Furthermore, comparative analysis of the knots selection methods in terms of prediction errors, that is, MAE, RMSE, and R2 score for both the datasets is shown in Table 5. From the table, it can be observed that the PSO and half-split methods of knots selection improve the performance of splines regression method, whereas in the case of splines with clustering, the difference is minor.
Comparison of prediction errors for splines regression with different knot selection methods on both the datasets.
RMSE: root mean square error; MAE: mean average error; PSO: particle swarm optimization.

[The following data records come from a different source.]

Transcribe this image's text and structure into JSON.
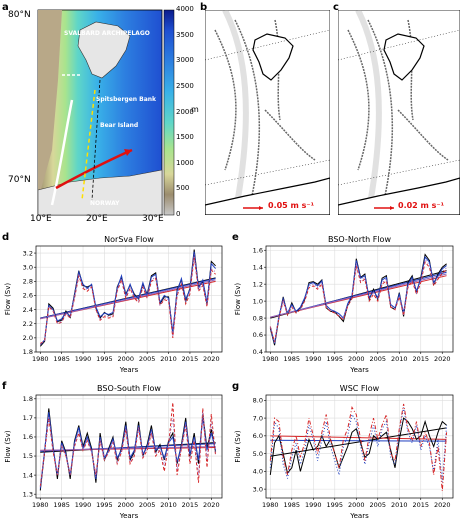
{
  "panels": {
    "a": "a",
    "b": "b",
    "c": "c",
    "d": "d",
    "e": "e",
    "f": "f",
    "g": "g"
  },
  "map": {
    "lat_labels": [
      "80°N",
      "70°N"
    ],
    "lon_labels": [
      "10°E",
      "20°E",
      "30°E"
    ],
    "places": [
      "SVALBARD ARCHIPELAGO",
      "Spitsbergen Bank",
      "Bear Island",
      "NORWAY"
    ],
    "colorbar": {
      "ticks": [
        "4000",
        "3500",
        "3000",
        "2500",
        "2000",
        "1500",
        "1000",
        "500",
        "0"
      ],
      "unit": "m",
      "colors": [
        "#0b1c8c",
        "#1f4fd1",
        "#2d7fe0",
        "#39b1e8",
        "#5fd6c8",
        "#a9e48d",
        "#d8d79a",
        "#c9b98c",
        "#9b8c6e",
        "#c8c8c8"
      ]
    },
    "scale_b": "0.05 m s⁻¹",
    "scale_c": "0.02 m s⁻¹"
  },
  "chart_data": [
    {
      "type": "line",
      "title": "NorSva Flow",
      "xlabel": "Years",
      "ylabel": "Flow (Sv)",
      "xlim": [
        1979,
        2022.5
      ],
      "ylim": [
        1.8,
        3.3
      ],
      "xticks": [
        1980,
        1985,
        1990,
        1995,
        2000,
        2005,
        2010,
        2015,
        2020
      ],
      "yticks": [
        1.8,
        2.0,
        2.2,
        2.4,
        2.6,
        2.8,
        3.0,
        3.2
      ],
      "x": [
        1980,
        1981,
        1982,
        1983,
        1984,
        1985,
        1986,
        1987,
        1988,
        1989,
        1990,
        1991,
        1992,
        1993,
        1994,
        1995,
        1996,
        1997,
        1998,
        1999,
        2000,
        2001,
        2002,
        2003,
        2004,
        2005,
        2006,
        2007,
        2008,
        2009,
        2010,
        2011,
        2012,
        2013,
        2014,
        2015,
        2016,
        2017,
        2018,
        2019,
        2020,
        2021
      ],
      "series": [
        {
          "color": "#000000",
          "dash": "",
          "values": [
            1.88,
            1.95,
            2.48,
            2.42,
            2.23,
            2.25,
            2.38,
            2.29,
            2.62,
            2.95,
            2.74,
            2.72,
            2.75,
            2.42,
            2.28,
            2.36,
            2.32,
            2.34,
            2.72,
            2.86,
            2.62,
            2.75,
            2.62,
            2.55,
            2.76,
            2.62,
            2.88,
            2.92,
            2.48,
            2.58,
            2.58,
            2.05,
            2.68,
            2.82,
            2.52,
            2.7,
            3.25,
            2.72,
            2.8,
            2.48,
            3.08,
            3.02
          ]
        },
        {
          "color": "#1f3fbf",
          "dash": "",
          "values": [
            1.9,
            1.97,
            2.46,
            2.4,
            2.24,
            2.27,
            2.36,
            2.31,
            2.6,
            2.93,
            2.76,
            2.7,
            2.76,
            2.44,
            2.3,
            2.35,
            2.33,
            2.36,
            2.7,
            2.88,
            2.6,
            2.76,
            2.6,
            2.56,
            2.78,
            2.6,
            2.86,
            2.9,
            2.5,
            2.6,
            2.56,
            2.08,
            2.66,
            2.84,
            2.55,
            2.68,
            3.22,
            2.7,
            2.82,
            2.5,
            3.05,
            2.98
          ]
        },
        {
          "color": "#d62728",
          "dash": "3,2",
          "values": [
            1.92,
            1.96,
            2.44,
            2.38,
            2.2,
            2.22,
            2.34,
            2.28,
            2.56,
            2.88,
            2.7,
            2.66,
            2.72,
            2.4,
            2.25,
            2.3,
            2.28,
            2.3,
            2.66,
            2.82,
            2.56,
            2.7,
            2.56,
            2.5,
            2.72,
            2.56,
            2.8,
            2.84,
            2.46,
            2.54,
            2.52,
            2.0,
            2.6,
            2.76,
            2.48,
            2.62,
            3.15,
            2.66,
            2.74,
            2.44,
            2.96,
            2.9
          ]
        },
        {
          "color": "#9467bd",
          "dash": "1,2",
          "values": [
            1.9,
            1.96,
            2.45,
            2.39,
            2.21,
            2.23,
            2.35,
            2.29,
            2.58,
            2.9,
            2.72,
            2.68,
            2.73,
            2.41,
            2.26,
            2.32,
            2.3,
            2.32,
            2.68,
            2.84,
            2.58,
            2.72,
            2.58,
            2.52,
            2.74,
            2.58,
            2.82,
            2.86,
            2.47,
            2.56,
            2.54,
            2.02,
            2.62,
            2.78,
            2.5,
            2.65,
            3.18,
            2.68,
            2.76,
            2.46,
            2.98,
            2.93
          ]
        }
      ],
      "trends": [
        {
          "color": "#000000",
          "start": 2.28,
          "end": 2.85
        },
        {
          "color": "#1f3fbf",
          "start": 2.28,
          "end": 2.84
        },
        {
          "color": "#d62728",
          "start": 2.27,
          "end": 2.8
        },
        {
          "color": "#9467bd",
          "start": 2.27,
          "end": 2.82
        }
      ]
    },
    {
      "type": "line",
      "title": "BSO-North Flow",
      "xlabel": "Years",
      "ylabel": "Flow (Sv)",
      "xlim": [
        1979,
        2022.5
      ],
      "ylim": [
        0.4,
        1.65
      ],
      "xticks": [
        1980,
        1985,
        1990,
        1995,
        2000,
        2005,
        2010,
        2015,
        2020
      ],
      "yticks": [
        0.4,
        0.6,
        0.8,
        1.0,
        1.2,
        1.4,
        1.6
      ],
      "x": [
        1980,
        1981,
        1982,
        1983,
        1984,
        1985,
        1986,
        1987,
        1988,
        1989,
        1990,
        1991,
        1992,
        1993,
        1994,
        1995,
        1996,
        1997,
        1998,
        1999,
        2000,
        2001,
        2002,
        2003,
        2004,
        2005,
        2006,
        2007,
        2008,
        2009,
        2010,
        2011,
        2012,
        2013,
        2014,
        2015,
        2016,
        2017,
        2018,
        2019,
        2020,
        2021
      ],
      "series": [
        {
          "color": "#000000",
          "dash": "",
          "values": [
            0.68,
            0.48,
            0.8,
            1.05,
            0.84,
            0.98,
            0.87,
            0.92,
            1.02,
            1.22,
            1.23,
            1.2,
            1.25,
            0.92,
            0.88,
            0.87,
            0.82,
            0.76,
            0.95,
            1.05,
            1.5,
            1.28,
            1.32,
            1.02,
            1.14,
            1.02,
            1.27,
            1.3,
            0.93,
            0.9,
            1.1,
            0.82,
            1.22,
            1.3,
            1.1,
            1.28,
            1.55,
            1.48,
            1.2,
            1.32,
            1.4,
            1.44
          ]
        },
        {
          "color": "#1f3fbf",
          "dash": "",
          "values": [
            0.7,
            0.5,
            0.82,
            1.03,
            0.86,
            0.96,
            0.88,
            0.93,
            1.04,
            1.2,
            1.22,
            1.18,
            1.24,
            0.95,
            0.9,
            0.88,
            0.85,
            0.8,
            0.97,
            1.07,
            1.48,
            1.27,
            1.3,
            1.04,
            1.12,
            1.04,
            1.25,
            1.28,
            0.96,
            0.92,
            1.08,
            0.86,
            1.2,
            1.28,
            1.12,
            1.26,
            1.52,
            1.46,
            1.22,
            1.3,
            1.38,
            1.42
          ]
        },
        {
          "color": "#d62728",
          "dash": "3,2",
          "values": [
            0.7,
            0.52,
            0.8,
            1.0,
            0.84,
            0.93,
            0.86,
            0.9,
            1.0,
            1.16,
            1.18,
            1.14,
            1.2,
            0.92,
            0.88,
            0.86,
            0.82,
            0.78,
            0.94,
            1.03,
            1.42,
            1.22,
            1.26,
            1.0,
            1.08,
            1.0,
            1.2,
            1.24,
            0.93,
            0.9,
            1.05,
            0.83,
            1.16,
            1.24,
            1.08,
            1.22,
            1.46,
            1.4,
            1.18,
            1.26,
            1.33,
            1.37
          ]
        },
        {
          "color": "#9467bd",
          "dash": "1,2",
          "values": [
            0.69,
            0.51,
            0.81,
            1.01,
            0.85,
            0.94,
            0.87,
            0.91,
            1.01,
            1.18,
            1.2,
            1.16,
            1.22,
            0.93,
            0.89,
            0.87,
            0.83,
            0.79,
            0.95,
            1.05,
            1.45,
            1.24,
            1.28,
            1.02,
            1.1,
            1.02,
            1.22,
            1.26,
            0.94,
            0.91,
            1.06,
            0.84,
            1.18,
            1.26,
            1.1,
            1.24,
            1.49,
            1.43,
            1.2,
            1.28,
            1.35,
            1.39
          ]
        }
      ],
      "trends": [
        {
          "color": "#000000",
          "start": 0.8,
          "end": 1.36
        },
        {
          "color": "#1f3fbf",
          "start": 0.81,
          "end": 1.34
        },
        {
          "color": "#d62728",
          "start": 0.81,
          "end": 1.3
        },
        {
          "color": "#9467bd",
          "start": 0.81,
          "end": 1.32
        }
      ]
    },
    {
      "type": "line",
      "title": "BSO-South Flow",
      "xlabel": "Years",
      "ylabel": "Flow (Sv)",
      "xlim": [
        1979,
        2022.5
      ],
      "ylim": [
        1.28,
        1.82
      ],
      "xticks": [
        1980,
        1985,
        1990,
        1995,
        2000,
        2005,
        2010,
        2015,
        2020
      ],
      "yticks": [
        1.3,
        1.4,
        1.5,
        1.6,
        1.7,
        1.8
      ],
      "x": [
        1980,
        1981,
        1982,
        1983,
        1984,
        1985,
        1986,
        1987,
        1988,
        1989,
        1990,
        1991,
        1992,
        1993,
        1994,
        1995,
        1996,
        1997,
        1998,
        1999,
        2000,
        2001,
        2002,
        2003,
        2004,
        2005,
        2006,
        2007,
        2008,
        2009,
        2010,
        2011,
        2012,
        2013,
        2014,
        2015,
        2016,
        2017,
        2018,
        2019,
        2020,
        2021
      ],
      "series": [
        {
          "color": "#000000",
          "dash": "",
          "values": [
            1.32,
            1.52,
            1.75,
            1.55,
            1.38,
            1.58,
            1.52,
            1.38,
            1.58,
            1.66,
            1.55,
            1.62,
            1.54,
            1.36,
            1.62,
            1.48,
            1.54,
            1.6,
            1.48,
            1.54,
            1.68,
            1.48,
            1.52,
            1.68,
            1.5,
            1.56,
            1.66,
            1.52,
            1.56,
            1.48,
            1.58,
            1.62,
            1.46,
            1.56,
            1.7,
            1.5,
            1.62,
            1.46,
            1.72,
            1.54,
            1.64,
            1.52
          ]
        },
        {
          "color": "#1f3fbf",
          "dash": "",
          "values": [
            1.33,
            1.53,
            1.73,
            1.54,
            1.4,
            1.57,
            1.51,
            1.4,
            1.57,
            1.65,
            1.54,
            1.6,
            1.53,
            1.38,
            1.6,
            1.49,
            1.53,
            1.59,
            1.49,
            1.53,
            1.66,
            1.49,
            1.53,
            1.66,
            1.51,
            1.55,
            1.64,
            1.53,
            1.55,
            1.49,
            1.57,
            1.6,
            1.47,
            1.55,
            1.68,
            1.51,
            1.6,
            1.48,
            1.7,
            1.53,
            1.62,
            1.53
          ]
        },
        {
          "color": "#d62728",
          "dash": "3,2",
          "values": [
            1.34,
            1.52,
            1.7,
            1.52,
            1.4,
            1.55,
            1.5,
            1.4,
            1.55,
            1.62,
            1.53,
            1.58,
            1.52,
            1.4,
            1.58,
            1.48,
            1.52,
            1.57,
            1.46,
            1.52,
            1.64,
            1.46,
            1.5,
            1.65,
            1.49,
            1.53,
            1.62,
            1.5,
            1.53,
            1.42,
            1.56,
            1.78,
            1.4,
            1.54,
            1.66,
            1.46,
            1.58,
            1.36,
            1.75,
            1.44,
            1.72,
            1.5
          ]
        },
        {
          "color": "#9467bd",
          "dash": "1,2",
          "values": [
            1.34,
            1.52,
            1.71,
            1.53,
            1.4,
            1.56,
            1.5,
            1.4,
            1.56,
            1.63,
            1.53,
            1.59,
            1.52,
            1.39,
            1.59,
            1.48,
            1.52,
            1.58,
            1.47,
            1.52,
            1.65,
            1.47,
            1.51,
            1.65,
            1.5,
            1.54,
            1.63,
            1.51,
            1.54,
            1.45,
            1.56,
            1.7,
            1.43,
            1.54,
            1.67,
            1.48,
            1.59,
            1.4,
            1.73,
            1.48,
            1.68,
            1.51
          ]
        }
      ],
      "trends": [
        {
          "color": "#000000",
          "start": 1.52,
          "end": 1.57
        },
        {
          "color": "#1f3fbf",
          "start": 1.525,
          "end": 1.565
        },
        {
          "color": "#d62728",
          "start": 1.53,
          "end": 1.545
        },
        {
          "color": "#9467bd",
          "start": 1.53,
          "end": 1.55
        }
      ]
    },
    {
      "type": "line",
      "title": "WSC Flow",
      "xlabel": "Years",
      "ylabel": "Flow (Sv)",
      "xlim": [
        1979,
        2022.5
      ],
      "ylim": [
        2.5,
        8.3
      ],
      "xticks": [
        1980,
        1985,
        1990,
        1995,
        2000,
        2005,
        2010,
        2015,
        2020
      ],
      "yticks": [
        3.0,
        4.0,
        5.0,
        6.0,
        7.0,
        8.0
      ],
      "x": [
        1980,
        1981,
        1982,
        1983,
        1984,
        1985,
        1986,
        1987,
        1988,
        1989,
        1990,
        1991,
        1992,
        1993,
        1994,
        1995,
        1996,
        1997,
        1998,
        1999,
        2000,
        2001,
        2002,
        2003,
        2004,
        2005,
        2006,
        2007,
        2008,
        2009,
        2010,
        2011,
        2012,
        2013,
        2014,
        2015,
        2016,
        2017,
        2018,
        2019,
        2020,
        2021
      ],
      "series": [
        {
          "color": "#000000",
          "dash": "",
          "values": [
            3.8,
            5.6,
            6.0,
            5.0,
            3.9,
            4.2,
            5.2,
            4.0,
            4.9,
            5.8,
            5.2,
            5.4,
            6.0,
            5.4,
            5.8,
            5.0,
            4.2,
            4.8,
            5.4,
            6.2,
            6.4,
            5.6,
            4.8,
            5.0,
            6.0,
            5.8,
            6.0,
            6.2,
            5.2,
            4.2,
            5.8,
            7.0,
            6.8,
            6.4,
            5.8,
            6.0,
            6.8,
            6.0,
            5.4,
            6.2,
            6.8,
            6.6
          ]
        },
        {
          "color": "#1f3fbf",
          "dash": "1,2",
          "values": [
            4.2,
            6.8,
            6.4,
            4.4,
            3.6,
            4.8,
            5.6,
            4.4,
            5.2,
            6.6,
            5.8,
            4.6,
            5.8,
            6.8,
            5.4,
            4.6,
            3.8,
            5.4,
            6.0,
            7.2,
            6.8,
            5.4,
            4.4,
            5.6,
            6.6,
            5.4,
            6.4,
            6.8,
            4.8,
            4.4,
            6.2,
            7.6,
            6.2,
            5.6,
            6.6,
            5.2,
            6.0,
            5.4,
            4.0,
            5.8,
            3.4,
            6.6
          ]
        },
        {
          "color": "#d62728",
          "dash": "4,2,1,2",
          "values": [
            4.6,
            7.0,
            6.8,
            4.8,
            3.8,
            5.2,
            6.0,
            4.8,
            5.6,
            7.0,
            6.0,
            5.0,
            6.2,
            7.2,
            5.8,
            5.0,
            4.2,
            5.8,
            6.4,
            7.6,
            7.2,
            5.8,
            4.6,
            6.0,
            7.0,
            5.8,
            6.6,
            7.2,
            5.0,
            4.6,
            6.4,
            7.8,
            6.4,
            5.8,
            6.8,
            5.4,
            6.2,
            5.6,
            3.8,
            5.4,
            2.9,
            6.2
          ]
        }
      ],
      "trends": [
        {
          "color": "#000000",
          "start": 4.85,
          "end": 6.45
        },
        {
          "color": "#1f3fbf",
          "start": 5.75,
          "end": 5.7
        },
        {
          "color": "#d62728",
          "start": 6.0,
          "end": 5.8
        }
      ]
    }
  ]
}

While investigating the performance of the proposed power curves, it has been observed that inconsistent data observations at an interval of high wind speed are not effectively filtered by preprocessing of data. It has been observed that polynomial models show sufficient variance in error obtained at higher and lower wind speeds, whereas splines realize data observations in segments by keeping the degree fixed. Therefore, to some extent, it can filter the influence of inconsistent data observations. Here, if the segments are selected appropriately, the smoothness can be further improved. On the other hand, the smoothing splines approach has the ability to directly apply the penalty on inconsistent data observations at any region between cut-in to cut-off wind speed. Overall, the comparison of different modeling methods for the same set of wind speed-power data shows that the prediction error of smoothing splines tend to be very low, while splines show sufficient accuracy if an appropriate knot selection method is employed.
Conclusion
This article explored various statistical aspects for developing the site-specific power curve of a wind turbine. The polynomial regression-based power curve is implemented to achieve goodness of fit on the NREL dataset. These models are relatively simple to realize; however, they have considerable limitations in terms of prediction accuracy. Splines power curves are more flexible than polynomials, and this is because instead of using a higher degree to produce flexible fit, the splines are realized into the segments but keep the degree fixed. The spline is a continuous function in the bounded interval which may be too flexible at the boundary regions. Two strategies have been suggested to remedy this problem. In the first strategy, the optimal number of boundaries and their positions are identified based on the variability present in the observational data. Here, PSO and the half-split methods of knot selection improved the results, whereas clustering has shown minor improvement. In the second strategy, the roughness penalty on the loss function is applied to improve the generalization capability of splines. The results show that smoothing splines have shown outstanding performance over all the other methods.
Footnotes
Declaration of conflicting interests
The author(s) declared no potential conflicts of interest with respect to the research, authorship, and/or publication of this article.
Funding
The author(s) received no financial support for the research, authorship, and/or publication of this article.